My friend Sue, wheelchair user, has to use incontinence pads at night when getting to the loo involves hoists and transfers to a special bathroom wheel chair. But the pads she could get free from NHS supplies are not comfortable or adequate. She has to buy her own. A large weekly expense.
Some disabled people have catheters into their bladder —you pee into a bag beside your bed. It’s convenient but leaves you prone to infection.
I’m not at that stage yet, but with my failing legs and painful back, going to the loo is now a much more difficult process. Social services have provided metal surrounds and raised toilet seats for my home. But going outside your house is a minefield.
I’ve just had to get my long suffering partner to carry one of my toilet frames to a friends house. Last time I used his loo I nearly fell over trying to hold onto his bath and a door handle —the door opened, I lurched into the cupboard etc etc. You get the picture….
Why aren’t all houses designed with potential disability in mind. Whose mad idea was it to put in low toilets in modern bathrooms with no grab rails around them? Most people are taller than me so have a long way to haul themselves up from a low seat.
But public loos are not ideal. They may have wheelchair on the door but it doesn’t mean all disabled people can use the space.
The disabled loo in Broadstairs harbour needs a “radar” key to get in —just in case you able hooligans go in and use it for antisocial behaviour I guess. It’s a kind of master key for most disabled public loos. Nothing electronic about it and anyone can buy one. But for me, even though I now have a radar key I bought on the internet, I would have to stand outside, reach for my key, put my sticks in one hand, or prop them up on the wall in order to use the key. Mandy might have fallen over by now.
You get inside and need to lock the door. Another balancing act. But oh joy, two bars on each side of the loo to grab and lift yourself up with. I wonder how others get on with washing their hands. For me it’s another balance problem with no stick to lean on and sometimes a distance to the hand dryer.
The other disabled loo at Broadstairs bandstand doesn’t need a key and is easy to get into on my scooter — which gives you a safe stable object to hang onto. Which you need because there’s a lack of grab rails and the hand dryer is the other side of the room from the sink. Take a clean hanky and give it a miss is my advice.

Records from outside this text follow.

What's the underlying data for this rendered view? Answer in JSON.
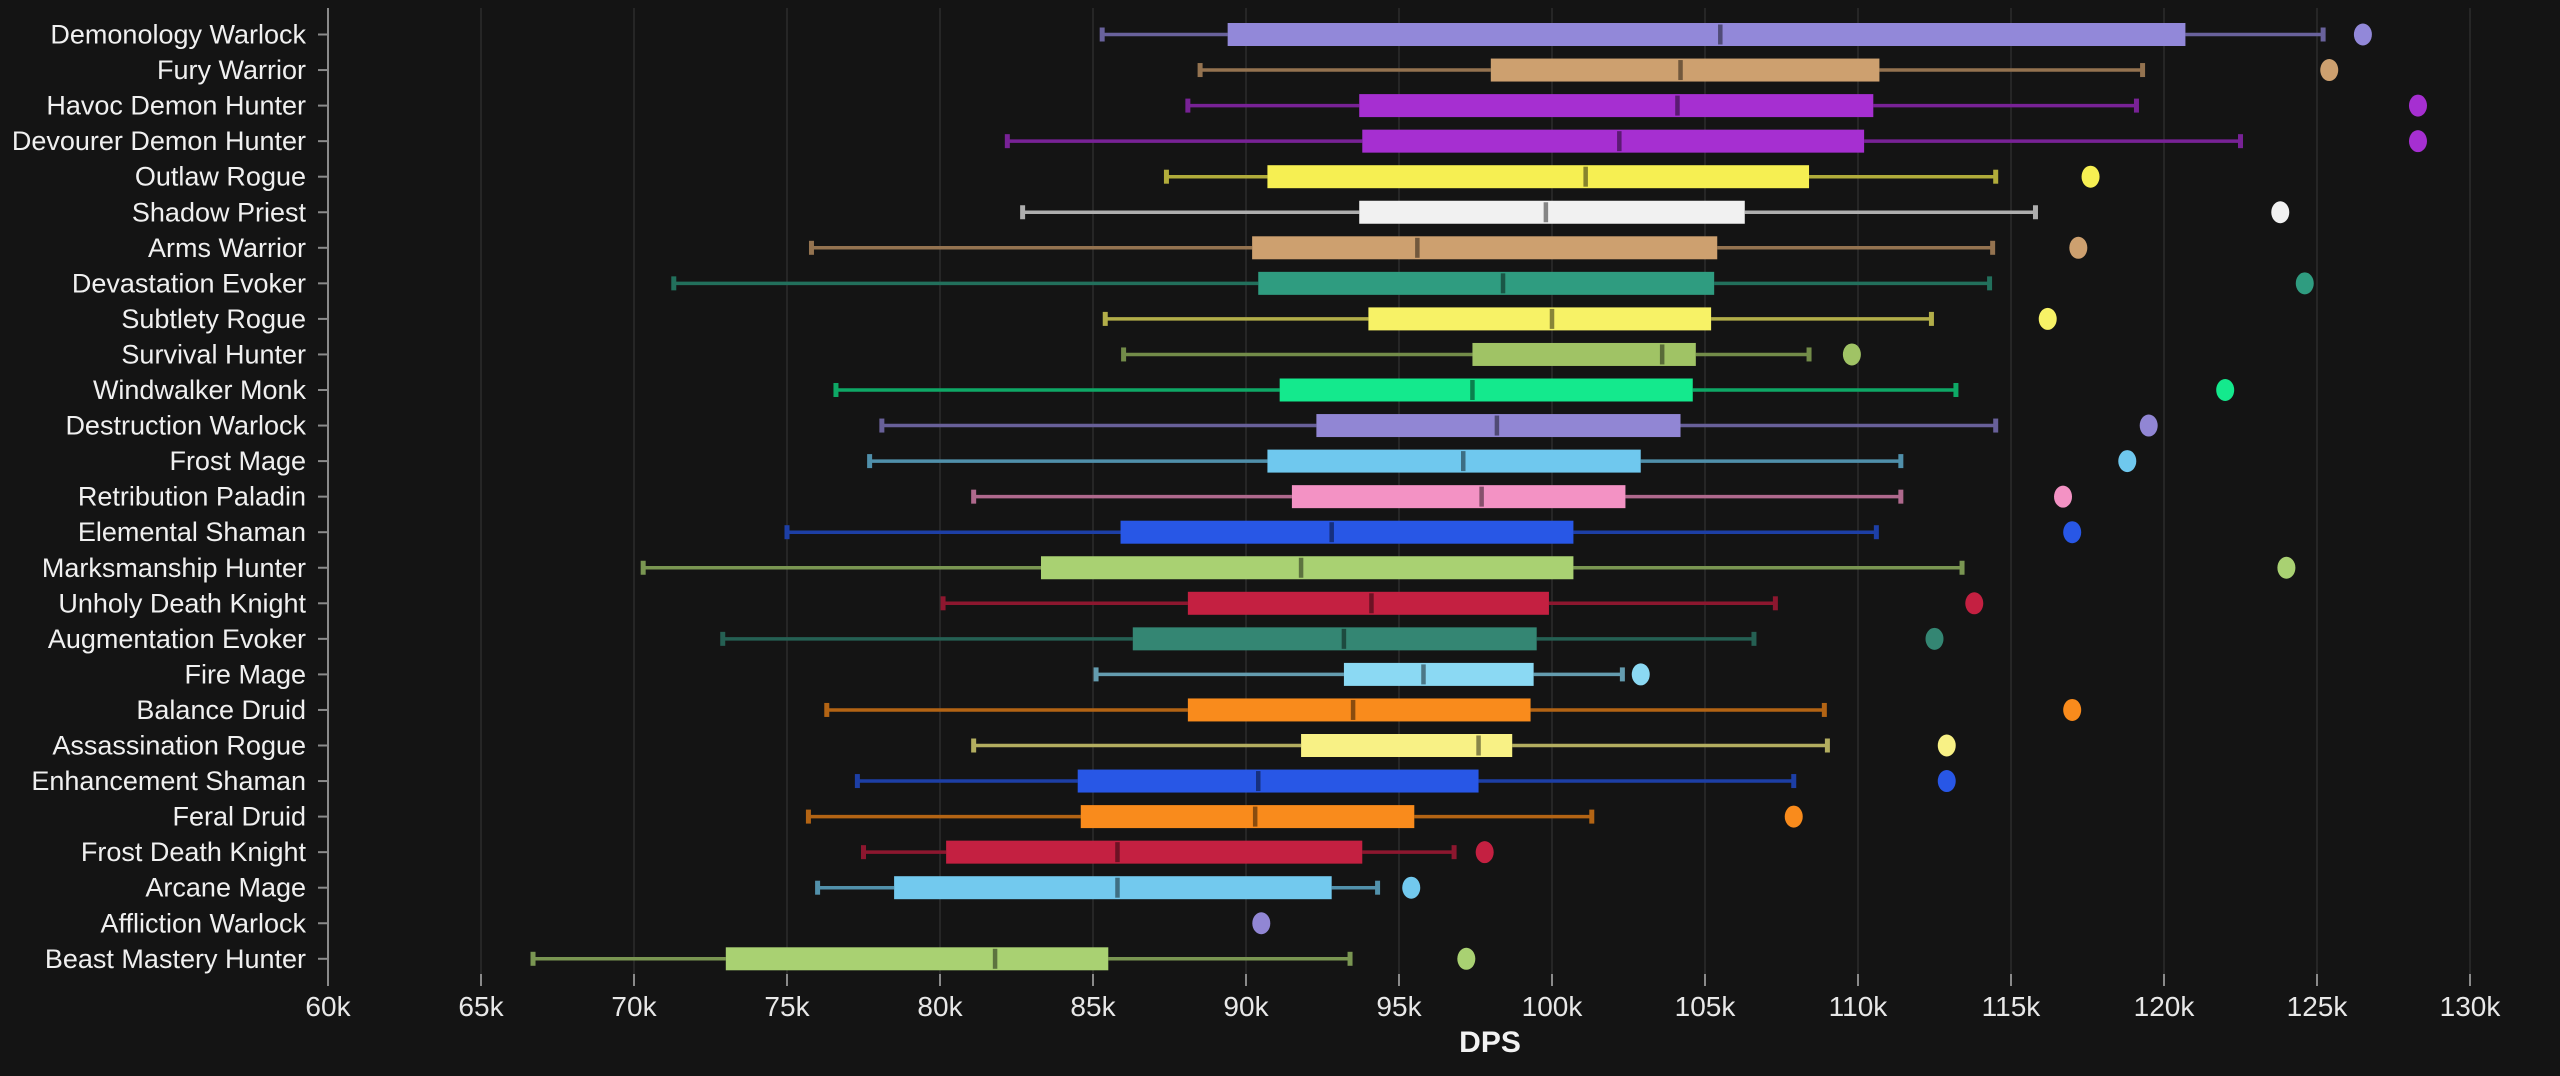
{
  "page": {
    "background_color": "#141414",
    "grid_color": "#2b2b2b",
    "axis_color": "#8a8a8a",
    "label_color": "#f0f0f0"
  },
  "chart_data": {
    "type": "boxplot",
    "orientation": "horizontal",
    "title": "",
    "xlabel": "DPS",
    "ylabel": "",
    "grid": "vertical-only",
    "x_axis": {
      "min": 60000,
      "max": 130000,
      "tick_step": 5000,
      "tick_labels": [
        "60k",
        "65k",
        "70k",
        "75k",
        "80k",
        "85k",
        "90k",
        "95k",
        "100k",
        "105k",
        "110k",
        "115k",
        "120k",
        "125k",
        "130k"
      ]
    },
    "series": [
      {
        "label": "Demonology Warlock",
        "color": "#9288d9",
        "low": 85300,
        "q1": 89400,
        "median": 105500,
        "q3": 120700,
        "high": 125200,
        "outlier": 126500
      },
      {
        "label": "Fury Warrior",
        "color": "#cda06f",
        "low": 88500,
        "q1": 98000,
        "median": 104200,
        "q3": 110700,
        "high": 119300,
        "outlier": 125400
      },
      {
        "label": "Havoc Demon Hunter",
        "color": "#a62fd1",
        "low": 88100,
        "q1": 93700,
        "median": 104100,
        "q3": 110500,
        "high": 119100,
        "outlier": 128300
      },
      {
        "label": "Devourer Demon Hunter",
        "color": "#a62fd1",
        "low": 82200,
        "q1": 93800,
        "median": 102200,
        "q3": 110200,
        "high": 122500,
        "outlier": 128300
      },
      {
        "label": "Outlaw Rogue",
        "color": "#f6ef52",
        "low": 87400,
        "q1": 90700,
        "median": 101100,
        "q3": 108400,
        "high": 114500,
        "outlier": 117600
      },
      {
        "label": "Shadow Priest",
        "color": "#f1f1f1",
        "low": 82700,
        "q1": 93700,
        "median": 99800,
        "q3": 106300,
        "high": 115800,
        "outlier": 123800
      },
      {
        "label": "Arms Warrior",
        "color": "#cda06f",
        "low": 75800,
        "q1": 90200,
        "median": 95600,
        "q3": 105400,
        "high": 114400,
        "outlier": 117200
      },
      {
        "label": "Devastation Evoker",
        "color": "#2f9c80",
        "low": 71300,
        "q1": 90400,
        "median": 98400,
        "q3": 105300,
        "high": 114300,
        "outlier": 124600
      },
      {
        "label": "Subtlety Rogue",
        "color": "#f7f266",
        "low": 85400,
        "q1": 94000,
        "median": 100000,
        "q3": 105200,
        "high": 112400,
        "outlier": 116200
      },
      {
        "label": "Survival Hunter",
        "color": "#a0c365",
        "low": 86000,
        "q1": 97400,
        "median": 103600,
        "q3": 104700,
        "high": 108400,
        "outlier": 109800
      },
      {
        "label": "Windwalker Monk",
        "color": "#14e98d",
        "low": 76600,
        "q1": 91100,
        "median": 97400,
        "q3": 104600,
        "high": 113200,
        "outlier": 122000
      },
      {
        "label": "Destruction Warlock",
        "color": "#9186d4",
        "low": 78100,
        "q1": 92300,
        "median": 98200,
        "q3": 104200,
        "high": 114500,
        "outlier": 119500
      },
      {
        "label": "Frost Mage",
        "color": "#6fc8ee",
        "low": 77700,
        "q1": 90700,
        "median": 97100,
        "q3": 102900,
        "high": 111400,
        "outlier": 118800
      },
      {
        "label": "Retribution Paladin",
        "color": "#f392c4",
        "low": 81100,
        "q1": 91500,
        "median": 97700,
        "q3": 102400,
        "high": 111400,
        "outlier": 116700
      },
      {
        "label": "Elemental Shaman",
        "color": "#2857e6",
        "low": 75000,
        "q1": 85900,
        "median": 92800,
        "q3": 100700,
        "high": 110600,
        "outlier": 117000
      },
      {
        "label": "Marksmanship Hunter",
        "color": "#a9d172",
        "low": 70300,
        "q1": 83300,
        "median": 91800,
        "q3": 100700,
        "high": 113400,
        "outlier": 124000
      },
      {
        "label": "Unholy Death Knight",
        "color": "#c42041",
        "low": 80100,
        "q1": 88100,
        "median": 94100,
        "q3": 99900,
        "high": 107300,
        "outlier": 113800
      },
      {
        "label": "Augmentation Evoker",
        "color": "#348673",
        "low": 72900,
        "q1": 86300,
        "median": 93200,
        "q3": 99500,
        "high": 106600,
        "outlier": 112500
      },
      {
        "label": "Fire Mage",
        "color": "#8bd9f3",
        "low": 85100,
        "q1": 93200,
        "median": 95800,
        "q3": 99400,
        "high": 102300,
        "outlier": 102900
      },
      {
        "label": "Balance Druid",
        "color": "#f98b1c",
        "low": 76300,
        "q1": 88100,
        "median": 93500,
        "q3": 99300,
        "high": 108900,
        "outlier": 117000
      },
      {
        "label": "Assassination Rogue",
        "color": "#f8f185",
        "low": 81100,
        "q1": 91800,
        "median": 97600,
        "q3": 98700,
        "high": 109000,
        "outlier": 112900
      },
      {
        "label": "Enhancement Shaman",
        "color": "#2857e6",
        "low": 77300,
        "q1": 84500,
        "median": 90400,
        "q3": 97600,
        "high": 107900,
        "outlier": 112900
      },
      {
        "label": "Feral Druid",
        "color": "#f98b1c",
        "low": 75700,
        "q1": 84600,
        "median": 90300,
        "q3": 95500,
        "high": 101300,
        "outlier": 107900
      },
      {
        "label": "Frost Death Knight",
        "color": "#c42041",
        "low": 77500,
        "q1": 80200,
        "median": 85800,
        "q3": 93800,
        "high": 96800,
        "outlier": 97800
      },
      {
        "label": "Arcane Mage",
        "color": "#72c9ee",
        "low": 76000,
        "q1": 78500,
        "median": 85800,
        "q3": 92800,
        "high": 94300,
        "outlier": 95400
      },
      {
        "label": "Affliction Warlock",
        "color": "#9186d4",
        "low": null,
        "q1": null,
        "median": null,
        "q3": null,
        "high": null,
        "outlier": 90500
      },
      {
        "label": "Beast Mastery Hunter",
        "color": "#a9d172",
        "low": 66700,
        "q1": 73000,
        "median": 81800,
        "q3": 85500,
        "high": 93400,
        "outlier": 97200
      }
    ]
  }
}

People using the dryer will inevitably drop water on the floor. A wet floor and sticks is not good! Which is why I like to take the scooter in with me. I can’t risk slipping. My bones are rebellious enough without shaking them up sliding on a wet floor.
What I’m talking about is often down to basic design. You won’t fall over if you have a grab rail in the right place. If you need pads and special pants let’s make sure the people who need them get the best available. As for public lavs, let’s make them accessible, clean, safe. Not locked! Why not?